The following day I went out for a two-hour run along the route I'd always told myself was 17 miles. Nope. GPS tells no lies and the truth was my 17 miles was 12 miles. Not even a half-marathon. Despair.

But this was February and after all the training I'd put in I couldn't pull out now. Miserably I jogged away, occasionally bumping into lamp-posts and other runners as I became too absorbed in all the bad news my Garmin Forerunner 301 was conveying. I resigned myself to a time not much better than my last one - so slow that I would surely again have to endure the ignominy of being overtaken by some clever dick in fancy dress.
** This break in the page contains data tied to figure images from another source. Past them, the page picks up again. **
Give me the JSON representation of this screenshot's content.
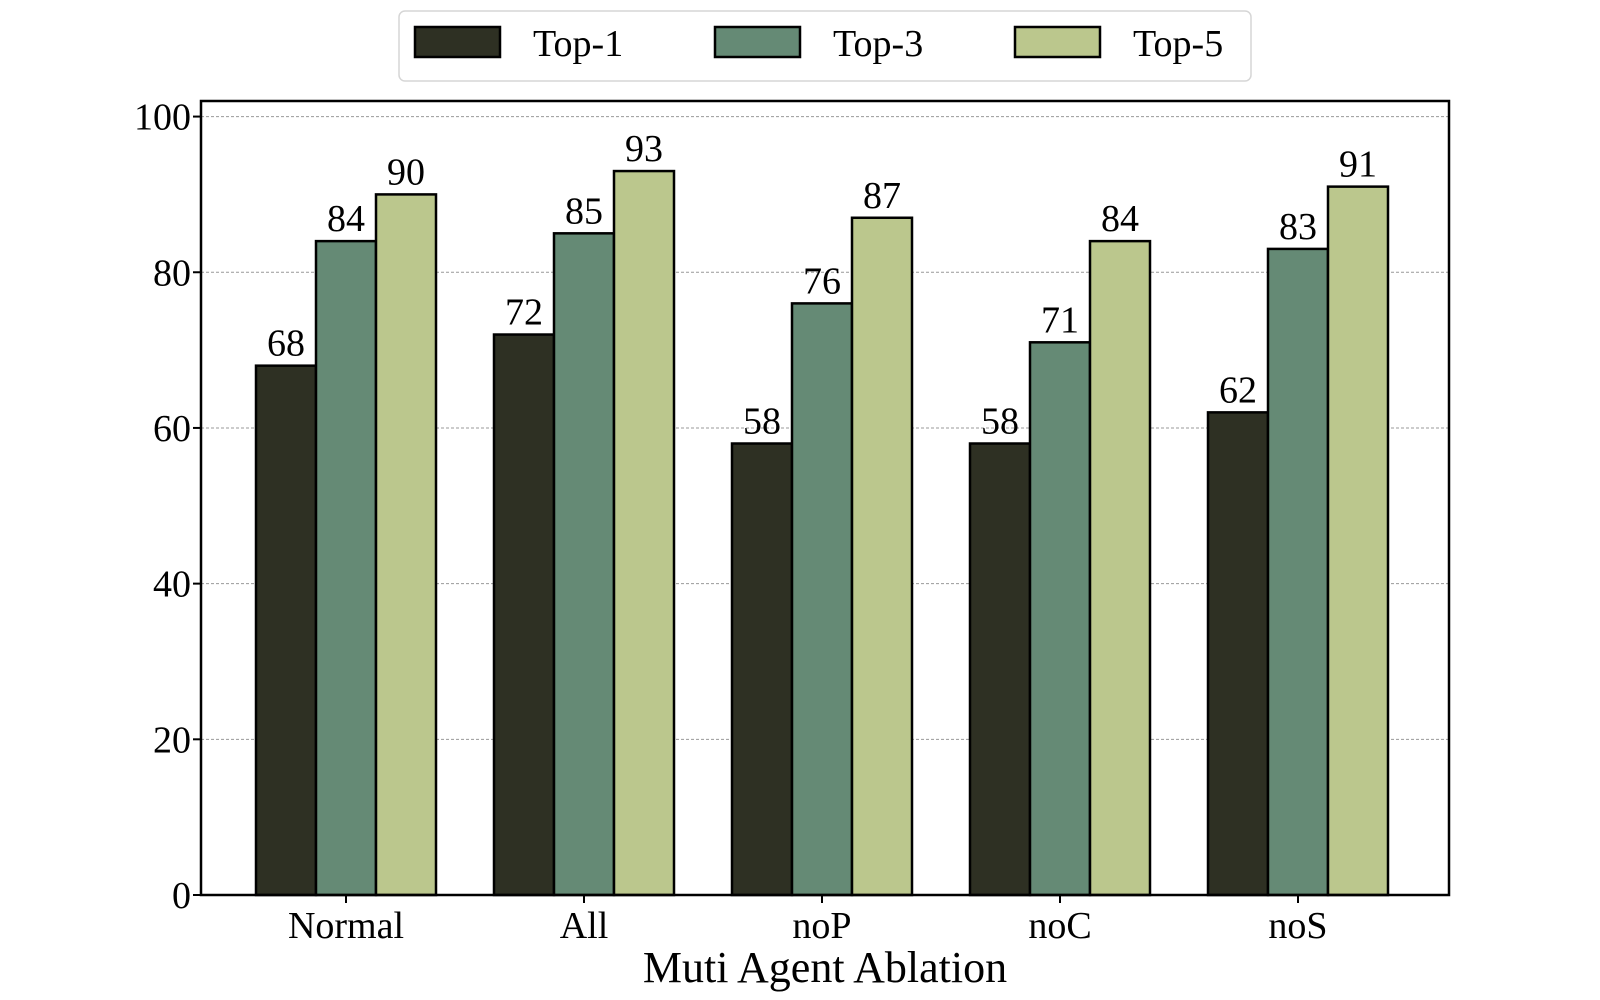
{
  "chart_data": {
    "type": "bar",
    "title": "",
    "xlabel": "Muti Agent Ablation",
    "ylabel": "",
    "categories": [
      "Normal",
      "All",
      "noP",
      "noC",
      "noS"
    ],
    "series": [
      {
        "name": "Top-1",
        "color": "#2e3023",
        "values": [
          68,
          72,
          58,
          58,
          62
        ]
      },
      {
        "name": "Top-3",
        "color": "#658a75",
        "values": [
          84,
          85,
          76,
          71,
          83
        ]
      },
      {
        "name": "Top-5",
        "color": "#bbc78d",
        "values": [
          90,
          93,
          87,
          84,
          91
        ]
      }
    ],
    "ylim": [
      0,
      102
    ],
    "yticks": [
      0,
      20,
      40,
      60,
      80,
      100
    ],
    "grid": true,
    "data_labels": true,
    "legend_position": "top-center"
  }
}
But then, a brainwave! I nearly broke into 10-minute mile pace with excitement as the solution presented itself: I would be the clever dick in fancy dress! Not only would I raise more money for charity, I'd have an excellent excuse when I failed to break five hours. Genius.

And I knew exactly which costume I wanted. West Brom have a mascot called Baggie Bird. He was my man, or bird anyway. I called Mr Bird up himself at his home in Halesowen 10 days ago. He sounded a bit doubtful but agreed to meet me with the costume outside Villa Park last Sunday. The first thing to say about Baggie Bird is that Dave Challoner, who is normally inside it, must be a footballing genius because he has Baggie Bird taking shots and doing keepy-up and all sorts of things, yet when I put the bird's head on, it turned out you can't see a flaming thing. But the rest of the costume, wings, tail and all, felt rather comfortable. Yes, this bird would fly.

My first, and only training run, was in Ravenscourt Park, London W6, on Monday afternoon. I've always wondered how the fancy dress runners actually practice. Now I know: they just run round and I'd say more than half of the general public take absolutely no notice whatsoever. Outside the Tube station a bloke emotionlessly asked me for 50p with absolutely no reference to the fact that he was begging from a giant throstle.

But if half the general public ignore you, the faces of the other half truly light up, and it's tremendously uplifting. I might break four hours tomorrow after all. I just wish that when I went into broadcasting I'd known what I know now: for a good 10 years I've been doing my damnedest to entertain people on radio and television. I wish I hadn't bothered. I should have just spent the last decade running around urban parks dressed as a giant bird.

A photocall was arranged at West Brom's training ground. I strode out in full Baggie Bird attire. Shyly, I kept my distance waiting for training to finish. But to my horror Nigel Pearson waved me on: "It's bibs versus no bibs," he shouted, "only two touches. Baggie Bird can have as many as he likes."

Even if I say so myself, given that I had no boots on and I was wearing a bird costume, I acquitted myself quite well. "You doing the marathon?" said Neil Clement. "You must be mad."

"I know," I replied, "I'm just worried that if it rains this'll be like a giant sponge."

He stopped smiling. "Hang on a minute - you're not actually running in that thing are you?"

"Er, yes."

"You are mad," he said without malice but with lots of feeling.